Finding an actuary with direct medical group experience could be easier in California and other western states, where capitated contracts remained common after the 1990s. But actuaries with experience analyzing health insurance claims can be helpful, even if they haven’t worked with medical groups.
The American Medical Association’s guide to working with an actuary advises physicians to consider whether they need to work with someone locally. Doctors also should consider whether an actuary might have worked for a competitor or if there are other potential conflicts of interest.
What it will cost
Like all professional services, the cost of working with an actuary will depend on geography, the scope of the work and the qualifications of the person or firm doing the work. But, in general, actuaries are paid either by the hour, by retainer or on a project basis.
Actuaries aren’t cheap. But their help can mean the difference between a practice thriving and going bankrupt, as many groups learned during the wave of managed care capitation in the 1990s.
With the caveat that the ultimate price will depend on multiple factors, Winkelman said, “You’re looking at $5,000 to do much of anything.”
He said costs for even a basic project can reach $20,000. An hourly rate can run $200 to $500 for a qualified actuary, he added.
A retainer arrangement can make sense if the practice needs the actuary’s help on an ongoing basis for a year, Thompson said.
“Actuaries can be fairly expensive,” he said. “There has to be some consideration of risk and volume to make it worthwhile.”
Experts say that because the cost is significant, working with an actuary makes sense for groups that are taking on substantial risk — a typical pay-for-performance program doesn’t necessarily need a review by an actuary. But that doesn’t mean smaller practices can’t benefit from an actuary’s expertise.

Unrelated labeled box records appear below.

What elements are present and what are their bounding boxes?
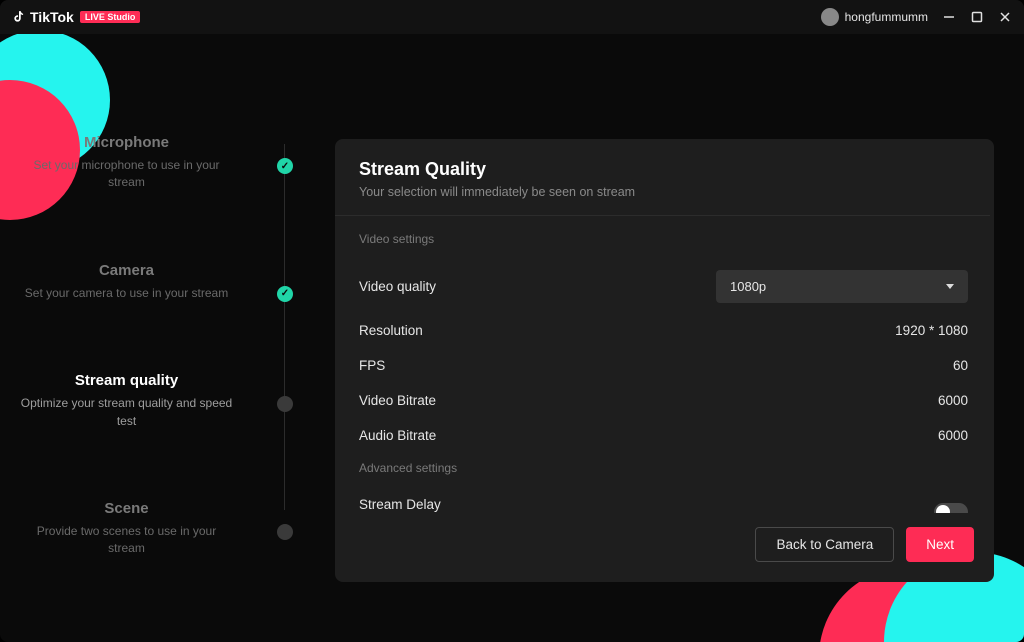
chevron-down-icon [946, 284, 954, 289]
panel-subtitle: Your selection will immediately be seen … [359, 185, 970, 199]
stream-delay-row: Stream Delay Live vedio and audio will b… [359, 489, 968, 513]
settings-scroll[interactable]: Video settings Video quality 1080p Resol… [359, 216, 982, 513]
step-stream-quality[interactable]: Stream quality Optimize your stream qual… [0, 372, 285, 500]
avatar [821, 8, 839, 26]
tiktok-icon [12, 9, 26, 25]
titlebar-left: TikTok LIVE Studio [12, 9, 140, 25]
titlebar-right: hongfummumm [821, 8, 1012, 26]
username: hongfummumm [845, 10, 928, 24]
check-icon [277, 158, 293, 174]
video-settings-label: Video settings [359, 232, 968, 246]
step-title: Microphone [0, 134, 253, 151]
close-button[interactable] [998, 10, 1012, 24]
video-quality-label: Video quality [359, 279, 436, 294]
step-title: Camera [0, 262, 253, 279]
fps-value: 60 [953, 358, 968, 373]
step-desc: Optimize your stream quality and speed t… [0, 395, 253, 430]
step-pending-indicator [277, 524, 293, 540]
back-button[interactable]: Back to Camera [755, 527, 894, 562]
step-desc: Provide two scenes to use in your stream [0, 523, 253, 558]
step-title: Scene [0, 500, 253, 517]
fps-label: FPS [359, 358, 385, 373]
resolution-value: 1920 * 1080 [895, 323, 968, 338]
video-quality-select[interactable]: 1080p [716, 270, 968, 303]
toggle-knob [936, 505, 950, 514]
live-studio-badge: LIVE Studio [80, 11, 141, 23]
step-title: Stream quality [0, 372, 253, 389]
audio-bitrate-row: Audio Bitrate 6000 [359, 418, 968, 453]
user-chip[interactable]: hongfummumm [821, 8, 928, 26]
step-desc: Set your camera to use in your stream [0, 285, 253, 302]
video-bitrate-row: Video Bitrate 6000 [359, 383, 968, 418]
stream-delay-toggle[interactable] [934, 503, 968, 514]
step-camera[interactable]: Camera Set your camera to use in your st… [0, 262, 285, 372]
audio-bitrate-label: Audio Bitrate [359, 428, 436, 443]
stream-quality-panel: Stream Quality Your selection will immed… [335, 139, 994, 582]
panel-title: Stream Quality [359, 159, 970, 180]
video-quality-row: Video quality 1080p [359, 260, 968, 313]
fps-row: FPS 60 [359, 348, 968, 383]
step-microphone[interactable]: Microphone Set your microphone to use in… [0, 134, 285, 262]
step-desc: Set your microphone to use in your strea… [0, 157, 253, 192]
minimize-button[interactable] [942, 10, 956, 24]
resolution-row: Resolution 1920 * 1080 [359, 313, 968, 348]
step-active-indicator [277, 396, 293, 412]
app-name: TikTok [30, 9, 74, 25]
audio-bitrate-value: 6000 [938, 428, 968, 443]
panel-header: Stream Quality Your selection will immed… [335, 139, 994, 215]
step-scene[interactable]: Scene Provide two scenes to use in your … [0, 500, 285, 628]
resolution-label: Resolution [359, 323, 423, 338]
video-bitrate-label: Video Bitrate [359, 393, 436, 408]
check-icon [277, 286, 293, 302]
video-bitrate-value: 6000 [938, 393, 968, 408]
video-quality-value: 1080p [730, 279, 766, 294]
panel-footer: Back to Camera Next [335, 513, 994, 582]
panel-body: Video settings Video quality 1080p Resol… [335, 215, 990, 513]
next-button[interactable]: Next [906, 527, 974, 562]
advanced-settings-label: Advanced settings [359, 461, 968, 475]
titlebar: TikTok LIVE Studio hongfummumm [0, 0, 1024, 34]
app-logo: TikTok [12, 9, 74, 25]
maximize-button[interactable] [970, 10, 984, 24]
stream-delay-label: Stream Delay [359, 497, 620, 512]
setup-steps: Microphone Set your microphone to use in… [0, 34, 305, 642]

Independent practice associations or regional physician organizations have worked with actuaries to offer help with new payment models to members in small practices.
Physicians who are considering taking on a relatively small amount of risk, and who have an idea of how widely patient outcomes could vary, may not need to hire an actuary, experts say.
What an actuary can deliver
An actuary’s work for physicians can include any kind of contract evaluation, but it goes beyond giving a contract a thumbs-up or thumbs-down.
Working with an actuary does not mean that a physician also must be an expert in statistics or that the practice must have precise and detailed historic patient data for an actuary to help.
“The good thing about actuaries is that they’re used to imperfect data,” Thompson said.
It’s not unusual for a medical group or hospital not to be sure which patients are enrolled in certain health plans or not to have data about the patients whose care will be paid for under the new capitated contract.
An actuary can identify which patients should be enrolled in a managed care program and stratify the practice’s patients into groups that carry different levels of risk, said Art Wilmes, an Indianapolis-based principal and consulting actuary for consulting firm Milliman. The actuary can gauge the potential variation in clinical outcomes and the likelihood that a pool of patients will need more care than anticipated by the contract terms.
The actuary’s analysis can help identify which patients’ care and what type of management — for example, congestive heart failure patients versus those with chronic obstructive pulmonary disease — carry the most potential savings and clinical improvement. That way, the practice can decide where best to focus time and effort.
“The key is when you want to optimize your management of a patient, you need to understand whether they will respond to [health] management activities,” Wilmes said. “Those are, in my mind, the tools that health systems and physicians will need.”